Accord de libre-échange entre l’Inde et la Nouvelle-Zélande
L’Inde et la Nouvelle-Zélande ont franchi une étape majeure dans leurs relations économiques en signant, le 27 avril 2026 à New Delhi, un accord bilatéral de libre-échange qualifié d’« emblématique ». Ce partenariat vise à renforcer les échanges commerciaux, les investissements et la mobilité des travailleurs entre les deux pays.
L’accord prévoit une libéralisation massive des échanges, en garantissant notamment un accès en franchise de droits pour 100 % des exportations indiennes vers la Nouvelle-Zélande, couvrant plus de 8 000 produits.

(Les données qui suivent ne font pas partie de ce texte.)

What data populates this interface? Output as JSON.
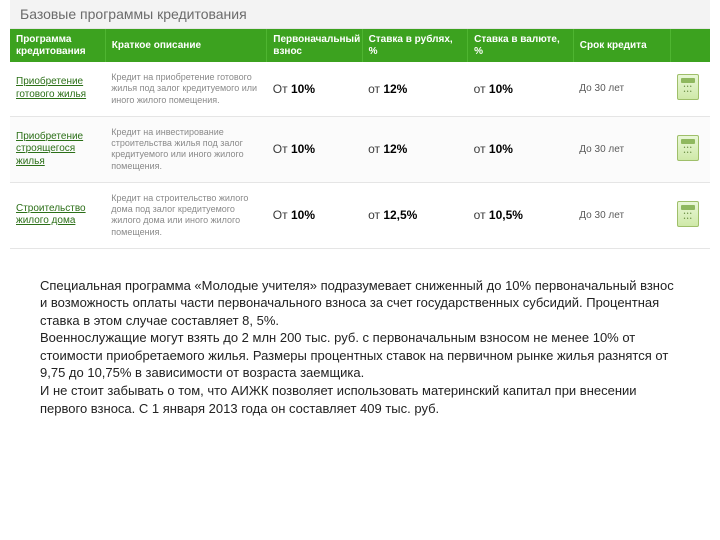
{
  "panel_title": "Базовые программы кредитования",
  "headers": {
    "program": "Программа кредитования",
    "desc": "Краткое описание",
    "down": "Первоначальный взнос",
    "rub": "Ставка в рублях, %",
    "val": "Ставка в валюте, %",
    "term": "Срок кредита"
  },
  "rows": [
    {
      "program": "Приобретение готового жилья",
      "desc": "Кредит на приобретение готового жилья под залог кредитуемого или иного жилого помещения.",
      "down_pre": "От ",
      "down_b": "10%",
      "rub_pre": "от ",
      "rub_b": "12%",
      "val_pre": "от ",
      "val_b": "10%",
      "term": "До 30 лет"
    },
    {
      "program": "Приобретение строящегося жилья",
      "desc": "Кредит на инвестирование строительства жилья под залог кредитуемого или иного жилого помещения.",
      "down_pre": "От ",
      "down_b": "10%",
      "rub_pre": "от ",
      "rub_b": "12%",
      "val_pre": "от ",
      "val_b": "10%",
      "term": "До 30 лет"
    },
    {
      "program": "Строительство жилого дома",
      "desc": "Кредит на строительство жилого дома под залог кредитуемого жилого дома или иного жилого помещения.",
      "down_pre": "От ",
      "down_b": "10%",
      "rub_pre": "от ",
      "rub_b": "12,5%",
      "val_pre": "от ",
      "val_b": "10,5%",
      "term": "До 30 лет"
    }
  ],
  "paragraphs": [
    "Специальная программа «Молодые учителя» подразумевает сниженный до 10% первоначальный взнос и возможность оплаты части первоначального взноса за счет государственных субсидий. Процентная ставка в этом случае составляет 8, 5%.",
    "Военнослужащие могут взять до 2 млн 200 тыс. руб. с первоначальным взносом не менее 10% от стоимости приобретаемого жилья. Размеры процентных ставок на первичном рынке жилья разнятся от 9,75 до 10,75% в зависимости от возраста заемщика.",
    "И не стоит забывать о том, что АИЖК позволяет использовать материнский капитал при внесении первого взноса. С 1 января 2013 года он составляет 409 тыс. руб."
  ]
}
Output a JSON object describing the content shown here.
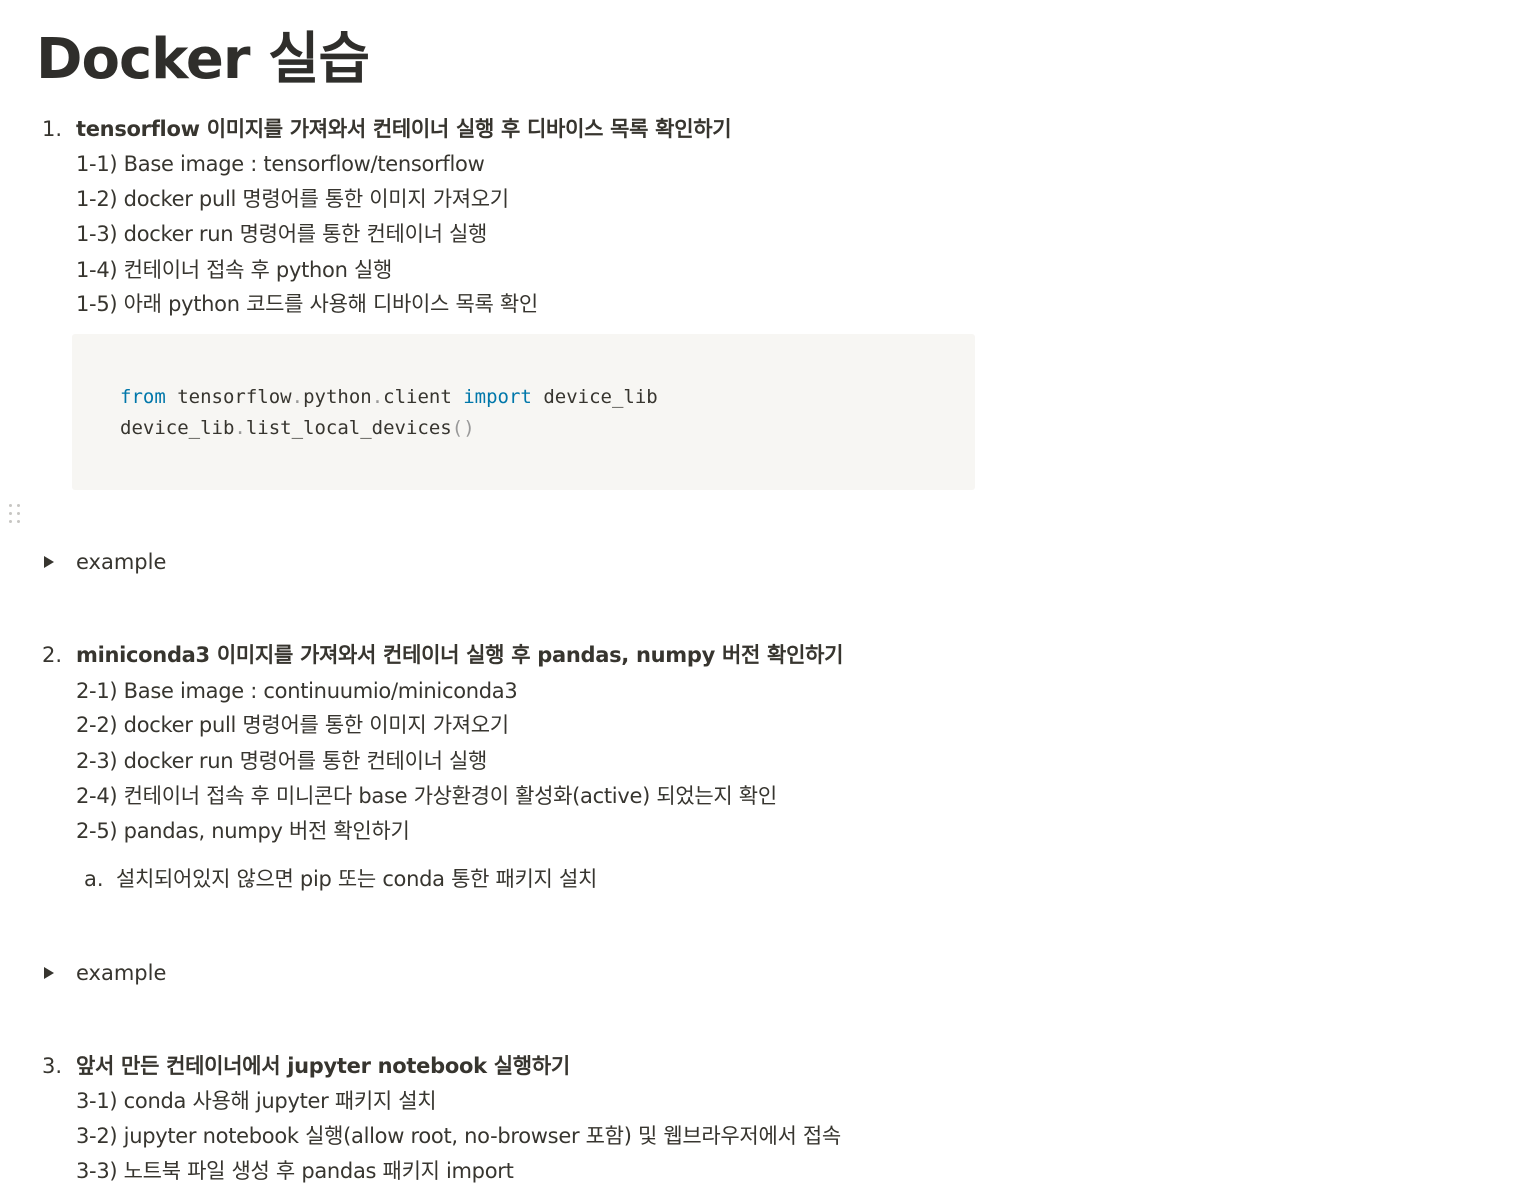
{
  "page": {
    "title": "Docker 실습"
  },
  "sections": [
    {
      "number": "1.",
      "heading": "tensorflow 이미지를 가져와서 컨테이너 실행 후 디바이스 목록 확인하기",
      "items": [
        "1-1) Base image : tensorflow/tensorflow",
        "1-2) docker pull 명령어를 통한 이미지 가져오기",
        "1-3) docker run 명령어를 통한 컨테이너 실행",
        "1-4) 컨테이너 접속 후 python 실행",
        "1-5) 아래 python 코드를 사용해 디바이스 목록 확인"
      ],
      "code": {
        "line1": {
          "kw_from": "from",
          "module_a": " tensorflow",
          "dot1": ".",
          "module_b": "python",
          "dot2": ".",
          "module_c": "client ",
          "kw_import": "import",
          "name": " device_lib"
        },
        "line2": {
          "obj": "device_lib",
          "dot": ".",
          "method": "list_local_devices",
          "parens": "()"
        }
      },
      "toggle_label": "example"
    },
    {
      "number": "2.",
      "heading": "miniconda3 이미지를 가져와서 컨테이너 실행 후 pandas, numpy 버전 확인하기",
      "items": [
        "2-1) Base image : continuumio/miniconda3",
        "2-2) docker pull 명령어를 통한 이미지 가져오기",
        "2-3) docker run 명령어를 통한 컨테이너 실행",
        "2-4) 컨테이너 접속 후 미니콘다 base 가상환경이 활성화(active) 되었는지 확인",
        "2-5) pandas, numpy 버전 확인하기"
      ],
      "subitem": {
        "marker": "a.",
        "text": "설치되어있지 않으면 pip 또는 conda 통한 패키지 설치"
      },
      "toggle_label": "example"
    },
    {
      "number": "3.",
      "heading": "앞서 만든 컨테이너에서 jupyter notebook 실행하기",
      "items": [
        "3-1) conda 사용해 jupyter 패키지 설치",
        "3-2) jupyter notebook 실행(allow root, no-browser 포함) 및 웹브라우저에서 접속",
        "3-3) 노트북 파일 생성 후 pandas 패키지 import"
      ]
    }
  ],
  "icons": {
    "drag_handle": "drag-handle-icon",
    "toggle": "toggle-triangle-icon"
  },
  "colors": {
    "text": "#37352f",
    "code_background": "#f7f6f3",
    "code_keyword": "#0077aa",
    "code_punctuation": "#999999"
  }
}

En retour, la Nouvelle-Zélande bénéficiera d’une réduction ou d’une suppression progressive des droits de douane sur la majorité de ses exportations vers l’Inde, notamment dans des secteurs clés comme le bois, la laine, le charbon ou encore certains produits agricoles.
L’accord vise à doubler le volume des échanges bilatéraux pour atteindre les 5 milliards de dollars au cours des cinq prochaines années. Il s’accompagne également d’un engagement d’investissement néo-zélandais estimé à 20 milliards de dollars sur quinze ans, destiné à soutenir des secteurs stratégiques tels que l’industrie, les services et les technologies.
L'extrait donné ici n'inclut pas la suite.